Equity and efficiency are the two big goals to choose between in order to achieve the best results in the economy as a whole. These objectives are generally contrary or conflicting.
In other words, achieving efficiency and equity are very big challenges that the economy has to face. Given that, it is very difficult to achieve the most efficient use of resources and then achieve the allocation of wealth produced in the most fair way possible.
Generally, governments use fiscal policies to achieve equity compliance. Through taxes a redistribution of wealth is carried out. Making all the people in the productive sector of society contribute to the support of the poorest.
Of course, this policy must be very well structured. So that taxes are as neutral as possible to avoid discouraging the efficiency of economic activities. Indeed, no tax is absolutely neutral because it always affects the income or wealth of the taxpayer. But, it must be sought that taxes affect the people who are producing the wealth as little as possible.
Example of efficiency and equity
In order to exemplify efficiency and equity, we are going to give a simple example, which has nothing to do with the economy, but allows us to understand these principles. Let’s imagine a group of students in an economics course who are told that they will have an exam next week.
Of course, each student will strive differently. Some of them put in a lot of effort, they will stop going out with their friends and doing other time-consuming activities. This with the purpose of studying as long as possible to prepare and obtain the best result.
On the other hand, there will be another group of students who will make less effort. This would mean going about your normal life, without sacrificing much to spend time preparing for the exam. Clearly, the results will be very diverse.
How efficiency works in this example
Naturally, some students will get great grades and others poor results. Students who put in a lot of effort will get great grades and even some recognition or praise from their teacher. For their part, students who did not apply themselves sufficiently get low grades and some scolding for their poor performance.
Of course, if what is sought is efficiency in the educational process, each student gets the grade they got according to their work and dedication. No doubt someone could argue that it is unfair, because the system was not fair. As a consequence, some have more than others.
How equity works in this example
On the contrary, if what the system seeks is equity. When grading the exams, the teacher considers that it is not fair that some have very high grades and others have very low grades. Then, he will take an average of all the scores and assign the same score to all the students so that the principle of equity is fulfilled.
Consequently, in this case compliance with the principle of efficiency would be annulled because everyone obtains the same result.

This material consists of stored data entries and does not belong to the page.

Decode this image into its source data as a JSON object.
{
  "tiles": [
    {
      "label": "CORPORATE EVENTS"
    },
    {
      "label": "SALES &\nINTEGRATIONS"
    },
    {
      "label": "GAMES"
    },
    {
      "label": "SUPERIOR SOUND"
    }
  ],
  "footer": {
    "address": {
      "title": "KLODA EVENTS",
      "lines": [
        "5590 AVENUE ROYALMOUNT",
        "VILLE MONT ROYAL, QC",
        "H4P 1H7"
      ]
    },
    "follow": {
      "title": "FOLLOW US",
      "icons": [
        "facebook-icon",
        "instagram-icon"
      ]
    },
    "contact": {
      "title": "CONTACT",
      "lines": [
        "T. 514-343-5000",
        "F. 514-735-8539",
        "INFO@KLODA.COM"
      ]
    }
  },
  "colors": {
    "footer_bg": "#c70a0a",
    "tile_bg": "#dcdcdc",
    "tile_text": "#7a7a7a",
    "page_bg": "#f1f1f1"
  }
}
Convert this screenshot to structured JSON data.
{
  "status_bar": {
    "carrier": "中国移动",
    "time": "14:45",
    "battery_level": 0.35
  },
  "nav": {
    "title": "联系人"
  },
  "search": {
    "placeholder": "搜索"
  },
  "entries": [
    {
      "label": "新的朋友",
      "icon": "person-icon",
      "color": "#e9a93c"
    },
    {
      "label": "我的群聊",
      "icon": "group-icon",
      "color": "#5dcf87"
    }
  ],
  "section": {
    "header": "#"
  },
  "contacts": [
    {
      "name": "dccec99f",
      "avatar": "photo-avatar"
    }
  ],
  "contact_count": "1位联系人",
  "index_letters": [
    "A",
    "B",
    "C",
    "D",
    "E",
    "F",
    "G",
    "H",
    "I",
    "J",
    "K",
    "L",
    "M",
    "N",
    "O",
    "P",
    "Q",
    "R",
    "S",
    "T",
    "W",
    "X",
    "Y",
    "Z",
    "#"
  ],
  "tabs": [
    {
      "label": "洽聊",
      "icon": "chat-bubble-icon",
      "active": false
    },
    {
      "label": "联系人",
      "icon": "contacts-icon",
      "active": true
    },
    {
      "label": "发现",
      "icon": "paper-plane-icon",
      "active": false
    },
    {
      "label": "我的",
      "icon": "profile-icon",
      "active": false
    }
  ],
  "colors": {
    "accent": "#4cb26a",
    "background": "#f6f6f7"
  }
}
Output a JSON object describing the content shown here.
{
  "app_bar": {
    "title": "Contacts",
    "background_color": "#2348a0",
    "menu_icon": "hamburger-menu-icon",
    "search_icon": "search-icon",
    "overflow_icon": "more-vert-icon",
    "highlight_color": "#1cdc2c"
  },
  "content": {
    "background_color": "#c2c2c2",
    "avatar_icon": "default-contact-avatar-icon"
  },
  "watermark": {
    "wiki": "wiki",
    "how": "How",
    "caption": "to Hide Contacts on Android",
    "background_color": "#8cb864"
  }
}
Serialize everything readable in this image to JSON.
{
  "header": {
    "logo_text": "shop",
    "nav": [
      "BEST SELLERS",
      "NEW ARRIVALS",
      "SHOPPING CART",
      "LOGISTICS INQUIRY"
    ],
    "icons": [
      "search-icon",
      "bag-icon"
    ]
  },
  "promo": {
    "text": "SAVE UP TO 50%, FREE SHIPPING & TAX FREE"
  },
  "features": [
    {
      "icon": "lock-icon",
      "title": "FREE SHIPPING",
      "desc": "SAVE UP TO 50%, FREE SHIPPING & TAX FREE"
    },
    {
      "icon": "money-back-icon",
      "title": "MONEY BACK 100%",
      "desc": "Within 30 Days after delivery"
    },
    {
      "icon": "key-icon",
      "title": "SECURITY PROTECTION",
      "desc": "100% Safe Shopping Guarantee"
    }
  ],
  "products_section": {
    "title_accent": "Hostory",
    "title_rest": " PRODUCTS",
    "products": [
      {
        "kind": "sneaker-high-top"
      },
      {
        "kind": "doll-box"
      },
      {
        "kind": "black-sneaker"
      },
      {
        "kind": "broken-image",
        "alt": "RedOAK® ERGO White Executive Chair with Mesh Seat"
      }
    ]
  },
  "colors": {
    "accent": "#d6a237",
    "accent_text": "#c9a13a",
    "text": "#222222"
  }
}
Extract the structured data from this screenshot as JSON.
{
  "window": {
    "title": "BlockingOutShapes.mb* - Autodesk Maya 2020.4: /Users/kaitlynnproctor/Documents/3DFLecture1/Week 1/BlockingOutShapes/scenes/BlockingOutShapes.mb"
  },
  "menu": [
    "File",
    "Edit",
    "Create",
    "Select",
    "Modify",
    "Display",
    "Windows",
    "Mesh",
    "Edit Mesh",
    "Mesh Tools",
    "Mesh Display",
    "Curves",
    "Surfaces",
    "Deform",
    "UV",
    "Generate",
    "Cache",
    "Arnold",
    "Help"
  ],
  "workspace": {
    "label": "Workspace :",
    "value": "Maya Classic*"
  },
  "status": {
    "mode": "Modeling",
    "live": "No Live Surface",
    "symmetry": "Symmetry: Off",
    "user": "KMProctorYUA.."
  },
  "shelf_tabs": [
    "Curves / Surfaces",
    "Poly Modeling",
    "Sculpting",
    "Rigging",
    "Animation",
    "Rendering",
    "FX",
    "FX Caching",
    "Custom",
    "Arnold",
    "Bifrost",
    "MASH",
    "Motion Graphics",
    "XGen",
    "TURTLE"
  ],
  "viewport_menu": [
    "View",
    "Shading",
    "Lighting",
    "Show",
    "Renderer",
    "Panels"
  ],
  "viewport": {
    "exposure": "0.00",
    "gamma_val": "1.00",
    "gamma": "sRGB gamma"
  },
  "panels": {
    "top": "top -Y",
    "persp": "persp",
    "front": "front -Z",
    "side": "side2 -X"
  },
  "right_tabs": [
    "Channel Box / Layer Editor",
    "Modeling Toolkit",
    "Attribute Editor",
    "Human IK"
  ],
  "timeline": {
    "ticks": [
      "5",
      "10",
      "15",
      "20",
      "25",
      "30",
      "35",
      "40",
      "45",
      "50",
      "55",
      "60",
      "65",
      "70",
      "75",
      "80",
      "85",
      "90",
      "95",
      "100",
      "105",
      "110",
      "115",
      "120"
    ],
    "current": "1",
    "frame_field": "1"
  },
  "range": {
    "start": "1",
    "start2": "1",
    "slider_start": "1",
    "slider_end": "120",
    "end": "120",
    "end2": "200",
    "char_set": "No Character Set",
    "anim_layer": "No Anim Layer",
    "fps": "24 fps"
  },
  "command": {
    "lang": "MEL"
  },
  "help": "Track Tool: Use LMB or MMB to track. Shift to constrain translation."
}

Since, the one who worked hard, thinks it’s not worth the effort. Because, he gets the same grade as the student who did nothing. While, the one who did not make an effort is satisfied with the little he does, because he still received more than he deserved.
In conclusion, it can be stated that efficiency and equity are two different objectives that are expected to be achieved in each economic system. But, we cannot forget that efficiency is the central concept of the economy. Given that, the better the resources are used, there will be the possibility of solving a greater number of the needs that a society faces. However, equity seeks a better distribution of the wealth produced.
Finally, it is difficult to agree with these principles. Because efficiency gives priority to individual performance, everyone receives what they are capable of producing. However, equity has a social connotation and seeks greater distributive justice. To avoid that some have a lot and others very little.